Ever since they had moved to the cave, Bean and his wife had taken advantage of the remoteness of the area by robbing travellers for their money and any items of value they could make use of. Now, with the pair struggling to provide food for their growing family, Sawney decided it was time to take things to the next level. Instead of wasting time on their victims, who were often dead anyway, Sawney would use the bodies to feed himself and his family.
Easy
Bean soon realised that it was less exhausting and more productive than he had imagined. From now on, the clan would lay a trap for unsuspecting travellers. Sawney spread his children across the deserted landscape around where they lived, to minimise the possibility of any victim escaping. They would lie in wait until an unfortunate soul came by.
After their murders, the corpses were taken back to the cave, where they would be stripped of their possessions. They were then dismembered, disembowelled and eaten by the family. Anything left over would be pickled and saved for later.
By now, the people whose loved ones had failed to return home were becoming suspicious of the area. The disappearances were becoming daily and it wasn’t long before the entire town was gripped by fear: (It is reported that innocent strangers passing through were hanged when suspicion fell on them, as well as innkeepers, who were often the last to see the missing travellers). Still the vanishings continued. Then, one day, things came to a bloody climax.
The Beginning of the End
A man and his wife were riding on horseback through the woods on their way home from a fair. Sawney and his family lay in wait. They attacked the helpless couple and killed the woman instantly, ripping out her insides and eating them on the spot. Devastated by his wife’s gruesome death, the man bravely fought off the Beans with his sword, horse and bare hands.
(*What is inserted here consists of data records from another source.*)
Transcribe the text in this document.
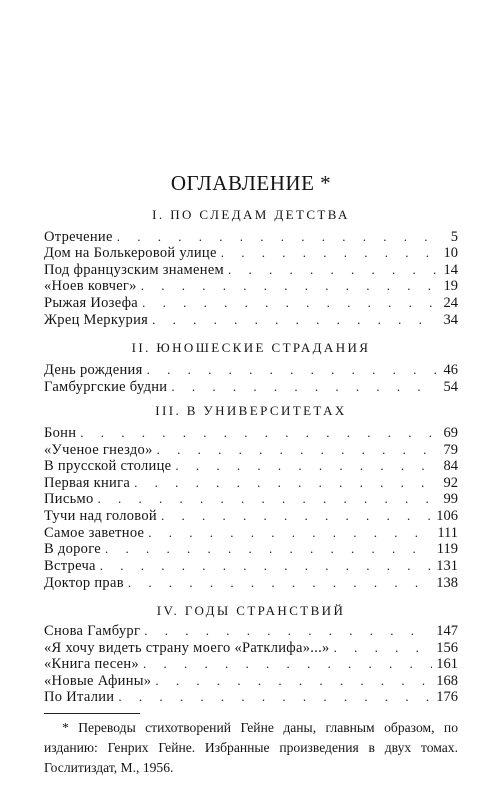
ОГЛАВЛЕНИЕ *
I. ПО СЛЕДАМ ДЕТСТВА
Отречение . . .	5
Дом на Болькеровой улице . . .	10
Под французским знаменем . . .	14
«Ноев ковчег» . . .	19
Рыжая Иозефа . . .	24
Жрец Меркурия . . .	34
II. ЮНОШЕСКИЕ СТРАДАНИЯ
День рождения . . .	46
Гамбургские будни . . .	54
III. В УНИВЕРСИТЕТАХ
Бонн . . .	69
«Ученое гнездо» . . .	79
В прусской столице . . .	84
Первая книга . . .	92
Письмо . . .	99
Тучи над головой . . .	106
Самое заветное . . .	111
В дороге . . .	119
Встреча . . .	131
Доктор прав . . .	138
IV. ГОДЫ СТРАНСТВИЙ
Снова Гамбург . . .	147
«Я хочу видеть страну моего «Ратклифа»...» . . .	156
«Книга песен» . . .	161
«Новые Афины» . . .	168
По Италии . . .	176
* Переводы стихотворений Гейне даны, главным образом, по изданию: Генрих Гейне. Избранные произведения в двух томах. Гослитиздат, М., 1956.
It was then that around two dozen men and women also returning from the fair came into view. Stunned and sickened by what they saw, they chased the family away. It was the beginning of the end for the Beans.
King James I of Scotland, who had received word of the slayings, was so angry that he travelled to the area himself in a bid to hunt down the perpetrators. With him, he brought four hundred men and dogs. One night, the dogs reached the cave at Bennane Head. The entrance was well hidden but the dogs started to bark uncontrollably. Cautiously, the army entered the cave. What they saw made even the most hardened of soldiers vomit. The cave was a gruesome sight, decorated with human remains from top to bottom. Trophies from hundreds of murders were everywhere. Quickly the Beans were captured and placed under arrest.
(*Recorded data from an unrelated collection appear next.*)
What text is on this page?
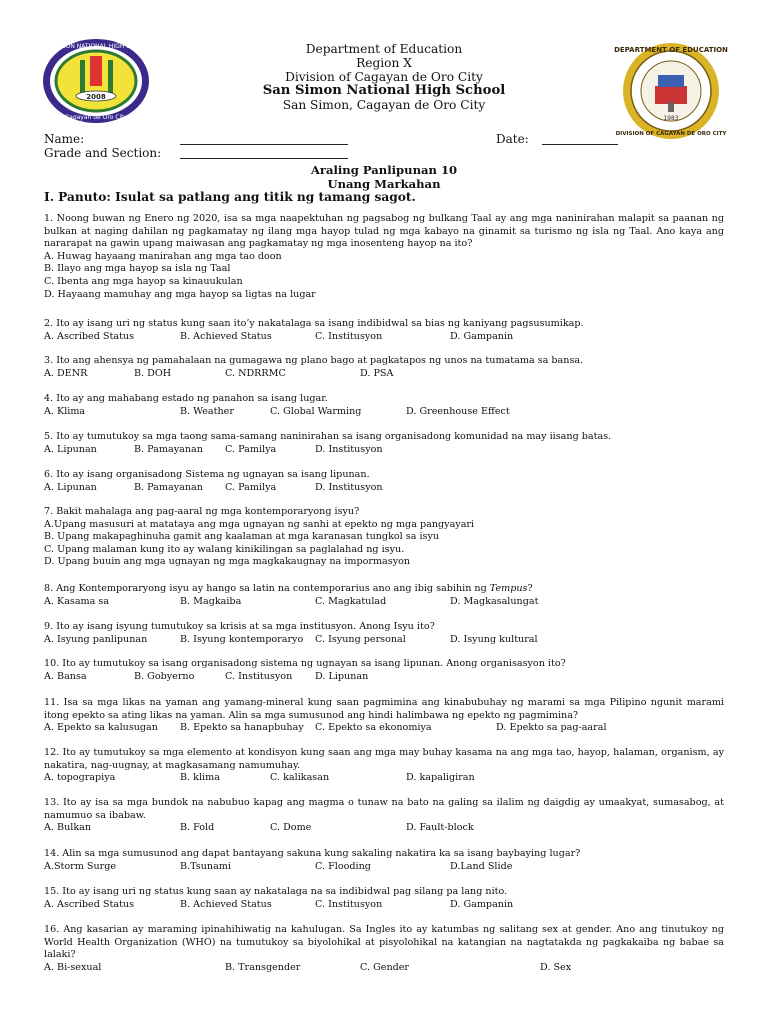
2008
SAN SIMON NATIONAL HIGH SCHOOL
Cagayan de Oro City
DEPARTMENT OF EDUCATION
DIVISION OF CAGAYAN DE ORO CITY
1983
Department of Education
Region X
Division of Cagayan de Oro City
San Simon National High School
San Simon, Cagayan de Oro City
Name:
Grade and Section:
Date:
Araling Panlipunan 10
Unang Markahan
I. Panuto: Isulat sa patlang ang titik ng tamang sagot.
1. Noong buwan ng Enero ng 2020, isa sa mga naapektuhan ng pagsabog ng bulkang Taal ay ang mga naninirahan malapit sa paanan ng bulkan at naging dahilan ng pagkamatay ng ilang mga hayop tulad ng mga kabayo na ginamit sa turismo ng isla ng Taal. Ano kaya ang nararapat na gawin upang maiwasan ang pagkamatay ng mga inosenteng hayop na ito?
A. Huwag hayaang manirahan ang mga tao doon
B. Ilayo ang mga hayop sa isla ng Taal
C. Ibenta ang mga hayop sa kinauukulan
D. Hayaang mamuhay ang mga hayop sa ligtas na lugar
2. Ito ay isang uri ng status kung saan ito’y nakatalaga sa isang indibidwal sa bias ng kaniyang pagsusumikap.
A. Ascribed Status	B. Achieved Status	C. Institusyon	D. Gampanin
3. Ito ang ahensya ng pamahalaan na gumagawa ng plano bago at pagkatapos ng unos na tumatama sa bansa.
A. DENR	B. DOH	C. NDRRMC	D. PSA
4. Ito ay ang mahabang estado ng panahon sa isang lugar.
A. Klima	B. Weather	C. Global Warming	D. Greenhouse Effect
5. Ito ay tumutukoy sa mga taong sama-samang naninirahan sa isang organisadong komunidad na may iisang batas.
A. Lipunan	B. Pamayanan C. Pamilya	D. Institusyon
6. Ito ay isang organisadong Sistema ng ugnayan sa isang lipunan.
A. Lipunan	B. Pamayanan C. Pamilya	D. Institusyon
7. Bakit mahalaga ang pag-aaral ng mga kontemporaryong isyu?
A.Upang masusuri at matataya ang mga ugnayan ng sanhi at epekto ng mga pangyayari
B. Upang makapaghinuha gamit ang kaalaman at mga karanasan tungkol sa isyu
C. Upang malaman kung ito ay walang kinikilingan sa paglalahad ng isyu.
D. Upang buuin ang mga ugnayan ng mga magkakaugnay na impormasyon
8. Ang Kontemporaryong isyu ay hango sa latin na contemporarius ano ang ibig sabihin ng Tempus?
A. Kasama sa	B. Magkaiba	C. Magkatulad	D. Magkasalungat
9. Ito ay isang isyung tumutukoy sa krisis at sa mga institusyon. Anong Isyu ito?
A. Isyung panlipunan	B. Isyung kontemporaryo C. Isyung personal	D. Isyung kultural
10. Ito ay tumutukoy sa isang organisadong sistema ng ugnayan sa isang lipunan. Anong organisasyon ito?
A. Bansa	B. Gobyerno	C. Institusyon D. Lipunan
11. Isa sa mga likas na yaman ang yamang-mineral kung saan pagmimina ang kinabubuhay ng marami sa mga Pilipino ngunit marami itong epekto sa ating likas na yaman. Alin sa mga sumusunod ang hindi halimbawa ng epekto ng pagmimina?
A. Epekto sa kalusugan B. Epekto sa hanapbuhay C. Epekto sa ekonomiya	D. Epekto sa pag-aaral
12. Ito ay tumutukoy sa mga elemento at kondisyon kung saan ang mga may buhay kasama na ang mga tao, hayop, halaman, organism, ay nakatira, nag-uugnay, at magkasamang namumuhay.
A. topograpiya	B. klima	C. kalikasan	D. kapaligiran
13. Ito ay isa sa mga bundok na nabubuo kapag ang magma o tunaw na bato na galing sa ilalim ng daigdig ay umaakyat, sumasabog, at namumuo sa ibabaw.
A. Bulkan	B. Fold	C. Dome	D. Fault-block
14. Alin sa mga sumusunod ang dapat bantayang sakuna kung sakaling nakatira ka sa isang baybaying lugar?
A.Storm Surge	B.Tsunami	C. Flooding	D.Land Slide
15. Ito ay isang uri ng status kung saan ay nakatalaga na sa indibidwal pag silang pa lang nito.
A. Ascribed Status	B. Achieved Status	C. Institusyon	D. Gampanin
16. Ang kasarian ay maraming ipinahihiwatig na kahulugan. Sa Ingles ito ay katumbas ng salitang sex at gender. Ano ang tinutukoy ng World Health Organization (WHO) na tumutukoy sa biyolohikal at pisyolohikal na katangian na nagtatakda ng pagkakaiba ng babae sa lalaki?
A. Bi-sexual	B. Transgender	C. Gender	D. Sex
They were taken to Edinburgh and thrown into the Tolbooth Jail. Not long afterwards, they were split up and taken to either Glasgow or Leith. The family, who, until then, had never spent a day apart, was now ripped apart just as they had ripped apart their victims.
Sawney and his family were not considered human beings, but monsters, and so were sentenced to death without a trial. The women were made to watch as the men had their hands and feet cut off and were left to bleed to death. The women were then thrown on three fires and burned alive. It was an execution that hardly matched the brutality of the crimes they had committed for over twenty five years.
But finally, that part of Ayrshire that had previously been peaceful and serene, could be that way once more.
How Much Truth, How Much Fiction?
Any tale dating from that time has inevitably been embroidered but there are several inconsistancies that stick out. Firstly, Sawney Bean’s exploits are linked to Galloway, yet the cave associated with his deeds is in Ayrshire, so the location is uncertain. Secondly, although there are limited records from this time, it is strange that there are no records at all of the executions of the various innocent parties, of the disappearances of travellers in the Ayrshire area, nor of the intervention of the King.
According to Fiona Black in The Polar Twins, the tale was probably an English invention to denigrate the Scots after Jacobite rebellion. There are however records of periods of famine, and some occurrences of cannibalism, in Scotland in the late 15th century.
It also possible that the story was invented for the chapbooks and broadsheets of the day, to satisfy the same hunger for horror that we have today.